Six techniques pour surmonter ses angoisses

23/03/2015

Le contexte actuel multiplie les motifs d’inquiétude. Voici des méthodes simples qui permettent de gérer son stress.

Pas facile d’avouer ses peurs. A fortiori dans le cadre professionnel, où elles sont immédiatement assimilées à de la faiblesse. Et pourtant, jamais l’inquiétude n’a été aussi forte dans l’entreprise. Crise économique, obsession de la performance, abandon des repères collectifs… Tout concourt à amplifier les tensions, à alimenter l’anxiété, à multiplier les motifs d’incertitude. Intervenir en public, perdre son job, prendre une décision, étrenner de nouvelles fonctions : nous sommes tous exposés à ces sources d’appréhension. Mais nous savons plus ou moins bien composer avec elles. Ponctuelle ou récurrente, légère ou proche de la panique, inhibitrice ou motrice, individuelle ou collective, la peur est une émotion qui se surmonte.

Savoir identifier les facteurs déclenchants

"J’ai pu commencer à dompter mes angoisses à partir du moment où je les ai acceptées." Yann Gyssels, fondateur de Yakarouler.com, site marchand de pièces automobiles, a éprouvé le syndrome classique du primo-entrepreneur les premiers mois qui ont suivi la création de son entreprise. "Des fonds propres insuffisants, des débuts difficiles, une équipe envers laquelle on se sent redevable… J’avais la boule au ventre en permanence", témoigne-t-il. Pénible, mais peut-être bénéfique. La "trouille" est une émotion utile, voire salutaire. En jouant le rôle d’alarme contre le danger, le risque et l’adversité, elle nous maintient en état de veille. Mieux : elle nous rend attentif dans les situations d’apprentissage, met notre mémoire sous tension et nous mobilise en vue de l’action. A condition que nous soyons capable de l’accepter. "Reconnaître l’état de tension dans lequel on se trouve permet de reprendre en main la situation, analyse aujourd’hui Yann Gyssels. Après, seulement, on peut commencer à agir." S’il s’était enfermé dans le déni, il y a fort à parier que sa peur aurait fini par le paralyser.
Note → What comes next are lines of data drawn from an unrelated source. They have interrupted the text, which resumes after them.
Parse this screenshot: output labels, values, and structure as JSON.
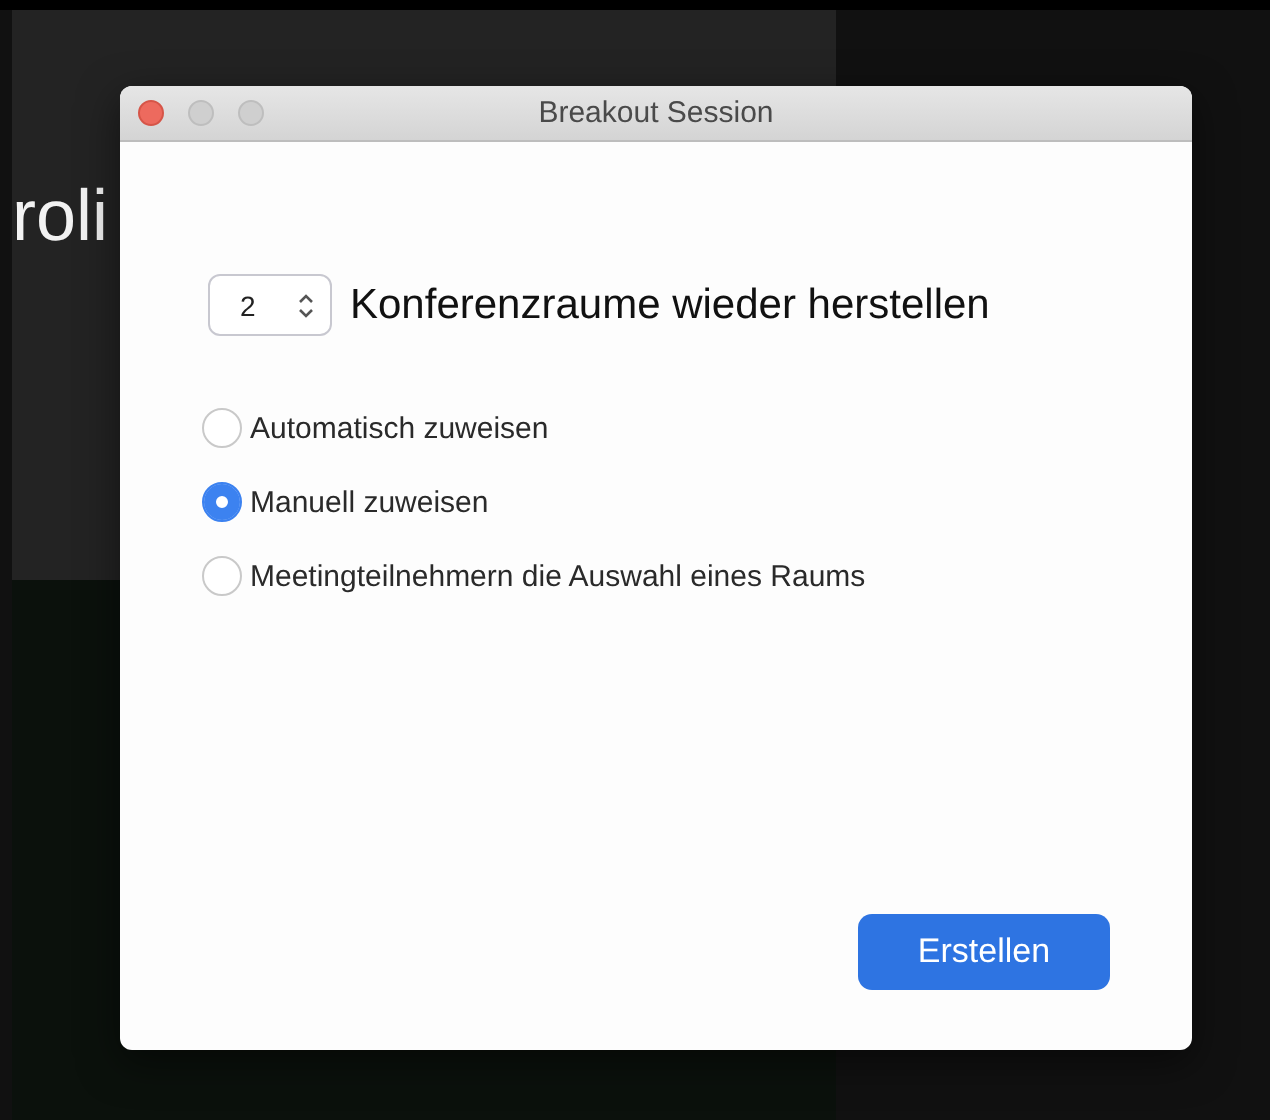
{
  "background": {
    "participant_name": "roli"
  },
  "window": {
    "title": "Breakout Session"
  },
  "room_count": {
    "value": "2",
    "label": "Konferenzraume wieder herstellen"
  },
  "assignment_options": [
    {
      "label": "Automatisch zuweisen",
      "selected": false
    },
    {
      "label": "Manuell zuweisen",
      "selected": true
    },
    {
      "label": "Meetingteilnehmern die Auswahl eines Raums",
      "selected": false
    }
  ],
  "buttons": [
    {
      "label": "Erstellen"
    }
  ]
}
Admettre sa peur est un premier pas. Il faut ensuite en comprendre l’objet, sinon elle va s’auto-alimenter, évoluer vers de l’angoisse, puis finir en panique. "Pour aider nos patients à comprendre ce qu’ils vivent, nous leur demandons d’effectuer un travail d’autoévaluation", explique Dominique Servant, psychiatre au CHU de Lille. L’exercice consiste à repérer les points de fixation de l’anxiété et à en faire la liste. De quoi ai-je peur exactement? De la mission dont on me donne la responsabilité ou de la personne qui me la confie ? D’être jugé ou d’échouer ? S’agit-il d’une appréhension ponctuelle ou récurrente ? Suis-je le seul à la ressentir ? Qu’est-ce qui la déclenche ? Comment s’exprime-t-elle ? Bref, il faut nommer ce dont on a peur et préciser ce qui provoque cette crainte pour qu’elle cesse d’être une émotion diffuse sur laquelle on n’a aucune prise.

“Défusionner” d’avec sa peur pour relativiser

Dépersonnaliser les enjeux pour se focaliser sur les dimensions objectives et techniques : cette recette, Pierre l’a appliquée alors que, cadre dirigeant dans l’événementiel, il s’est trouvé confronté à la "panique de sa vie". Son entreprise était mise en cause pour travail dissimulé. Invitée à venir se défendre dans une émission télévisée, sa direction l’a désigné comme porte-parole. Une "chance" qu’il a mal vécue. Car même si le délit reproché n’était pas le fait de sa société mais celui d’un sous-traitant, il était bien conscient de servir de bouclier à une hiérarchie incapable d’assumer ses responsabilités en montant elle-même au front. Du coup, il était tétanisé par le trac. Heureusement, coaché par la directrice de la communication et l’avocat de l’entreprise, il a réussi à dominer sa peur. "Pour chaque question susceptible d’être posée par les journalistes, je devais apprendre à multiplier les registres de réponse : juridique, moral, social, économique… Savoir que j’avais réponse à tout atténuait déjà mon angoisse. Mais il s’agissait aussi de garder de la distance : pour cela, je me suis attaché à la tactique, à la rhétorique et à l’argumentation." Cette approche est la bonne, insiste Pascal Domont, coach et dirigeant du cabinet Human K : "Il faut “défusionner” d’avec sa peur si l’on veut se débarrasser de toute surcharge émotionnelle. Prendre du recul permet aussi de considérer la situation sous d’autres angles et de relativiser."